In September 1956 they moved to the L.S.A. Land Settlement Association Fen Drayton, a new life learning about farming and market gardening.

Andrew was born 22nd August 1957, Gillian was born on 1st January 1959. Due to family and jobs, they moved to Ware Hertfordshire. Phillip was born in Hertford on 8th May 1962. They moved again to the L.S.A. at Gt Abington in 1963. Robert Craig was born 7th April 1965.

“Christmas time 1966, I received a card from old school friend, she told me she was training to be a Domestic Science teacher. I mentioned to John ‘If she can do that, so can I’. With Johns encouragement I investigated and discovered it was, at the time, impractical but was suggested to try for Primary teaching at Saffron Walden College. I did so and I already had enough qualifications with my School Certificate, I was out of practice at writing essays. I took some ‘O’ levels the following year at Young St Further Education College. This was in Summer 1967. The head suggested I write a short essay there and then to see if I could sit English Language with the resit people in September. Guernsey, he said he would put me in for the ‘O’ level, and I would do part time studies to take 3 more the following July. So I studied Maths, history and English Literature. July arrived and I passed all my exams, getting grade 1 for English and Maths and passed History. With these results I started teacher training in September 1968.

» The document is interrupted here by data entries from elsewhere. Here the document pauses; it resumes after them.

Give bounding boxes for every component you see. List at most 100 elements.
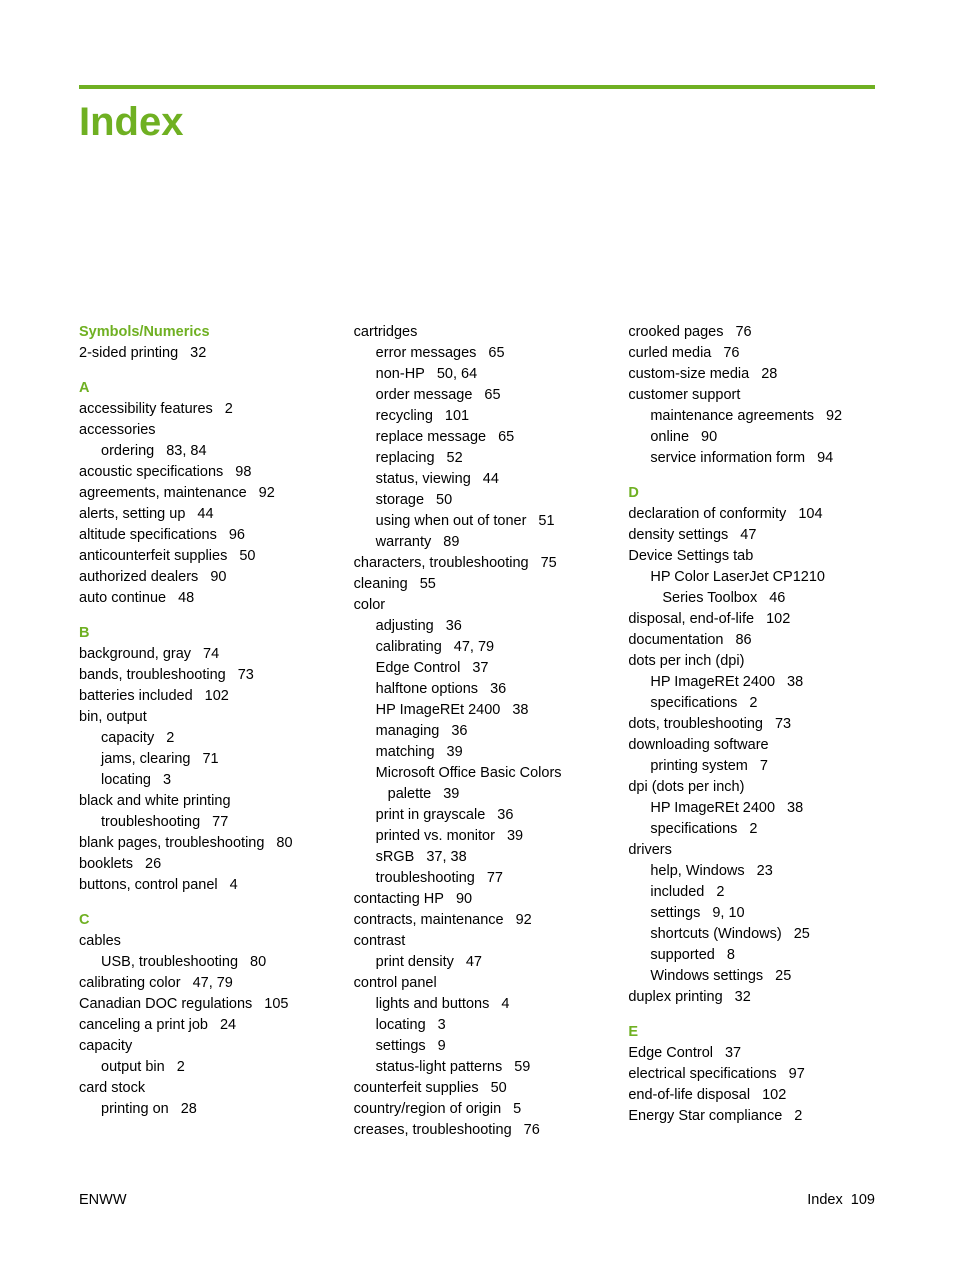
index-entry-text: calibrating xyxy=(376,639,442,655)
index-entry-text: bands, troubleshooting xyxy=(79,667,226,683)
index-entry-text: troubleshooting xyxy=(101,814,200,830)
index-entry: locating3 xyxy=(354,1015,601,1036)
index-entry: warranty89 xyxy=(354,532,601,553)
index-entry: end-of-life disposal102 xyxy=(628,1085,875,1106)
index-entry-text: buttons, control panel xyxy=(79,877,218,893)
index-entry-text: Microsoft Office Basic Colors xyxy=(376,765,562,781)
index-entry: Edge Control37 xyxy=(354,658,601,679)
index-entry-text: lights and buttons xyxy=(376,996,490,1012)
index-entry-text: HP ImageREt 2400 xyxy=(650,674,775,690)
index-entry-pages: 38 xyxy=(787,800,803,816)
index-entry: specifications2 xyxy=(628,819,875,840)
index-entry-text: printing on xyxy=(101,1101,169,1117)
index-entry-pages: 38 xyxy=(512,702,528,718)
index-entry-text: accessories xyxy=(79,422,156,438)
index-entry-pages: 36 xyxy=(490,681,506,697)
index-section-head: D xyxy=(628,483,875,504)
index-entry-text: downloading software xyxy=(628,737,768,753)
index-entry: buttons, control panel4 xyxy=(79,875,326,896)
index-entry: downloading software xyxy=(628,735,875,756)
index-entry-text: altitude specifications xyxy=(79,527,217,543)
index-entry-pages: 90 xyxy=(456,891,472,907)
index-entry-pages: 94 xyxy=(817,450,833,466)
index-entry-pages: 77 xyxy=(487,870,503,886)
index-entry-text: specifications xyxy=(650,821,737,837)
index-entry: palette39 xyxy=(354,784,601,805)
index-entry-text: managing xyxy=(376,723,440,739)
index-entry-pages: 32 xyxy=(735,989,751,1005)
index-entry-text: blank pages, troubleshooting xyxy=(79,835,264,851)
index-entry: contracts, maintenance92 xyxy=(354,910,601,931)
index-entry-pages: 96 xyxy=(229,527,245,543)
index-entry-text: order message xyxy=(376,387,473,403)
index-entry: Series Toolbox46 xyxy=(628,588,875,609)
index-entry-pages: 73 xyxy=(238,667,254,683)
index-entry-pages: 37 xyxy=(472,660,488,676)
page-title: Index xyxy=(79,100,183,145)
index-section-head: A xyxy=(79,378,326,399)
index-entry: dots, troubleshooting73 xyxy=(628,714,875,735)
index-entry: custom-size media28 xyxy=(628,364,875,385)
index-entry-pages: 80 xyxy=(250,954,266,970)
footer-right: Index 109 xyxy=(807,1192,875,1208)
index-entry-text: electrical specifications xyxy=(628,1066,776,1082)
index-entry-text: country/region of origin xyxy=(354,1101,502,1117)
index-entry: print in grayscale36 xyxy=(354,805,601,826)
index-entry: Microsoft Office Basic Colors xyxy=(354,763,601,784)
index-entry-text: error messages xyxy=(376,345,477,361)
index-entry-pages: 36 xyxy=(497,807,513,823)
index-entry: documentation86 xyxy=(628,630,875,651)
index-entry: replace message65 xyxy=(354,427,601,448)
index-entry: HP Color LaserJet CP1210 xyxy=(628,567,875,588)
index-entry-text: palette xyxy=(388,786,432,802)
index-entry: contrast xyxy=(354,931,601,952)
index-entry-text: ordering xyxy=(101,443,154,459)
index-entry: country/region of origin5 xyxy=(354,1099,601,1120)
index-entry-pages: 89 xyxy=(443,534,459,550)
index-entry: card stock xyxy=(79,1078,326,1099)
index-entry: HP ImageREt 240038 xyxy=(628,672,875,693)
index-entry: customer support xyxy=(628,385,875,406)
index-entry-text: customer support xyxy=(628,387,740,403)
index-entry-text: alerts, setting up xyxy=(79,506,185,522)
index-entry-pages: 24 xyxy=(220,1017,236,1033)
index-entry-text: duplex printing xyxy=(628,989,722,1005)
index-entry-text: settings xyxy=(376,1038,426,1054)
index-entry-pages: 90 xyxy=(210,569,226,585)
index-entry-text: cartridges xyxy=(354,324,418,340)
index-entry-text: cables xyxy=(79,933,121,949)
index-entry: auto continue48 xyxy=(79,588,326,609)
index-entry-pages: 2 xyxy=(716,884,724,900)
index-entry-text: Windows settings xyxy=(650,968,763,984)
index-entry: specifications2 xyxy=(628,693,875,714)
index-entry-pages: 3 xyxy=(163,772,171,788)
index-entry-pages: 2 xyxy=(225,401,233,417)
index-entry: crooked pages76 xyxy=(628,322,875,343)
index-entry-pages: 75 xyxy=(541,555,557,571)
index-entry: maintenance agreements92 xyxy=(628,406,875,427)
index-entry: characters, troubleshooting75 xyxy=(354,553,601,574)
index-entry-text: printed vs. monitor xyxy=(376,828,495,844)
index-entry: sRGB37, 38 xyxy=(354,847,601,868)
index-entry-text: capacity xyxy=(101,730,154,746)
index-entry-pages: 65 xyxy=(484,387,500,403)
index-entry: settings9, 10 xyxy=(628,903,875,924)
index-entry-pages: 3 xyxy=(438,1017,446,1033)
index-entry-text: disposal, end-of-life xyxy=(628,611,754,627)
index-entry-pages: 39 xyxy=(507,828,523,844)
index-entry-text: specifications xyxy=(650,695,737,711)
index-entry-pages: 8 xyxy=(727,947,735,963)
index-entry-pages: 77 xyxy=(212,814,228,830)
index-entry: printed vs. monitor 39 xyxy=(354,826,601,847)
index-entry: non-HP50, 64 xyxy=(354,364,601,385)
index-entry: HP ImageREt 240038 xyxy=(628,798,875,819)
index-entry: anticounterfeit supplies50 xyxy=(79,546,326,567)
index-entry: printing on28 xyxy=(79,1099,326,1120)
index-entry-pages: 55 xyxy=(420,576,436,592)
index-entry-pages: 47 xyxy=(740,527,756,543)
index-entry: replacing52 xyxy=(354,448,601,469)
index-entry: shortcuts (Windows)25 xyxy=(628,924,875,945)
index-entry-text: end-of-life disposal xyxy=(628,1087,750,1103)
index-entry-text: recycling xyxy=(376,408,433,424)
footer-right-page: 109 xyxy=(851,1192,875,1208)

The next three years were busy. I would get everyone to bed by about 8pm and then settle down to do my reading and assignments for 2 hours every night. There were long holidays from college, but still given a load of reading to be done.

At college it was coming up for the finals in 1971. I learned that Cambridge University had just started the Bachelor of Education degree. So I discussed it with John and he said have a go – so I went to Miss Collings for her to put my name forward. She asked me how I was going to cope I said I had shown I could manage by never missing lectures here! So she said I had to get high enough grades but she would put my name forward. I managed the grades and went for an interview at Lucy Cavendish College which was a Mature Women’s College. I was quite fearful as to what the interview would be like. It turned out to be almost like an afternoon tea and chat session with two of the college Dons. Both middle aged women, who were, it seemed, more interested in me as a person than an academic. I came away with the feeling that the old saying was right. If you get into Cambridge and were able to spell your name right you would pass! So I got a grant from the government for the extra year at University. There were 5 new B’Ed people in my year, all doing different main courses. I was the only one doing Sociology. But we all met up for the Education lectures. It was a totally different type of teaching and learning. You had to discipline yourself, they would lead but it was up to you to learn.”

Over this time period they moved house to Balsham and back to Gt. Abington.

The teaching positions held were at Chalkstone Middle school in Haverhill, first as a mainstream teacher and then went on to train to teach special needs children in what were termed remedial education classes. This maintained her passion for teaching as it gave a degree of freedom on approach to teaching where methods were adapted on a case by case way to get the best out of the children. She was a highly respected member of staff, and wellliked by pupils.

Sylvia maintained contact with the college regularly attending the summer garden parties and various college dinners throughout her teaching years. They finally moved to the youngest sons, Bob’s, in Kentford Suffolk in 2016 where they celebrated 65th year of marriage and then John passed on 29th July 2016. Sylvia passed on 20th October 2019.